実質的な1株利益は7.50ドル(前年同期は6.47ドル)。売上高、1株利益ともに市場予想を下回った。株価は21日の時間外取引で一時、同日の終値比で約7%下落した。

同社は前回決算から開示方法を変更。中核子会社のグーグルの業績と、住宅設備や通信、医療などグーグル以外の事業の業績を分けた。グーグル部門の売上高は16%増の200億9100万ドル、営業利益は20%増の62億7200万ドルだった。

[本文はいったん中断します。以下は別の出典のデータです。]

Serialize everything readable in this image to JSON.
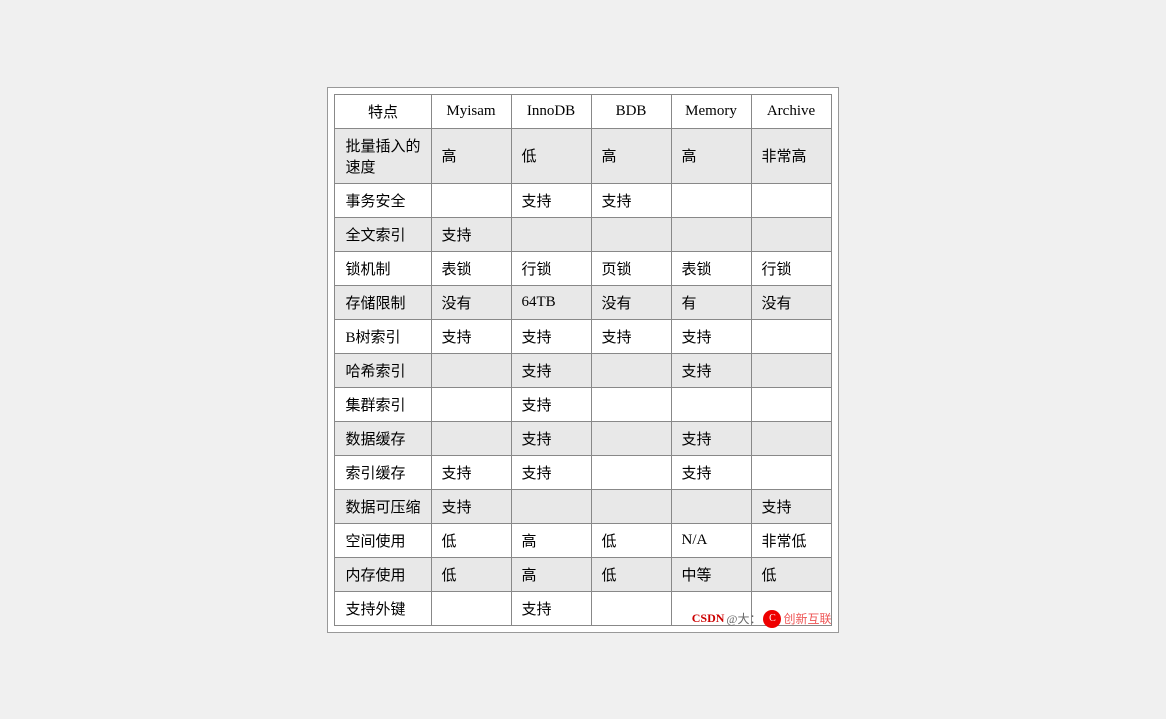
{
  "table": {
    "headers": [
      "特点",
      "Myisam",
      "InnoDB",
      "BDB",
      "Memory",
      "Archive"
    ],
    "rows": [
      {
        "shaded": true,
        "cells": [
          "批量插入的\n速度",
          "高",
          "低",
          "高",
          "高",
          "非常高"
        ]
      },
      {
        "shaded": false,
        "cells": [
          "事务安全",
          "",
          "支持",
          "支持",
          "",
          ""
        ]
      },
      {
        "shaded": true,
        "cells": [
          "全文索引",
          "支持",
          "",
          "",
          "",
          ""
        ]
      },
      {
        "shaded": false,
        "cells": [
          "锁机制",
          "表锁",
          "行锁",
          "页锁",
          "表锁",
          "行锁"
        ]
      },
      {
        "shaded": true,
        "cells": [
          "存储限制",
          "没有",
          "64TB",
          "没有",
          "有",
          "没有"
        ]
      },
      {
        "shaded": false,
        "cells": [
          "B树索引",
          "支持",
          "支持",
          "支持",
          "支持",
          ""
        ]
      },
      {
        "shaded": true,
        "cells": [
          "哈希索引",
          "",
          "支持",
          "",
          "支持",
          ""
        ]
      },
      {
        "shaded": false,
        "cells": [
          "集群索引",
          "",
          "支持",
          "",
          "",
          ""
        ]
      },
      {
        "shaded": true,
        "cells": [
          "数据缓存",
          "",
          "支持",
          "",
          "支持",
          ""
        ]
      },
      {
        "shaded": false,
        "cells": [
          "索引缓存",
          "支持",
          "支持",
          "",
          "支持",
          ""
        ]
      },
      {
        "shaded": true,
        "cells": [
          "数据可压缩",
          "支持",
          "",
          "",
          "",
          "支持"
        ]
      },
      {
        "shaded": false,
        "cells": [
          "空间使用",
          "低",
          "高",
          "低",
          "N/A",
          "非常低"
        ]
      },
      {
        "shaded": true,
        "cells": [
          "内存使用",
          "低",
          "高",
          "低",
          "中等",
          "低"
        ]
      },
      {
        "shaded": false,
        "cells": [
          "支持外键",
          "",
          "支持",
          "",
          "",
          ""
        ]
      }
    ]
  },
  "watermark": {
    "csdn": "CSDN",
    "at": "@大：",
    "icon_label": "C",
    "suffix": "创新互联"
  }
}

モバイル検索や動画共有サイト「ユーチューブ」など自社サイトの広告収入は20%増え、提携サイトの伸び(3%増)を大きく上回った。広告単価は前年同期に比べ9%下落したが、クリック数が29%増と大きく伸びた。動画や音楽などコンテンツ配信やハードウエア販売など「非広告」事業は24%の増収だった。

グーグル以外の子会社をまとめた「その他」部門の売上高は2.1倍の1億6600万ドル。住宅設備のネスト・ラボ、通信サービスのグーグル・ファイバー、医療関連のベリリーの3社がけん引した。ただ、先行投資がかさみ、営業損失は8億200万ドルと前年同期(6億3300万ドルの赤字)よりも拡大した。

グーグル部門の設備投資額は24%減の20億3600万ドル。一方で「その他」部門は2億8000万ドルと78%増えた。3月末時点のアルファベットの従業員数は6万4115人と、1年前から15%増やしている。クラウド関連を中心に技術者やプロダクトマネジャーの採用を拡大した。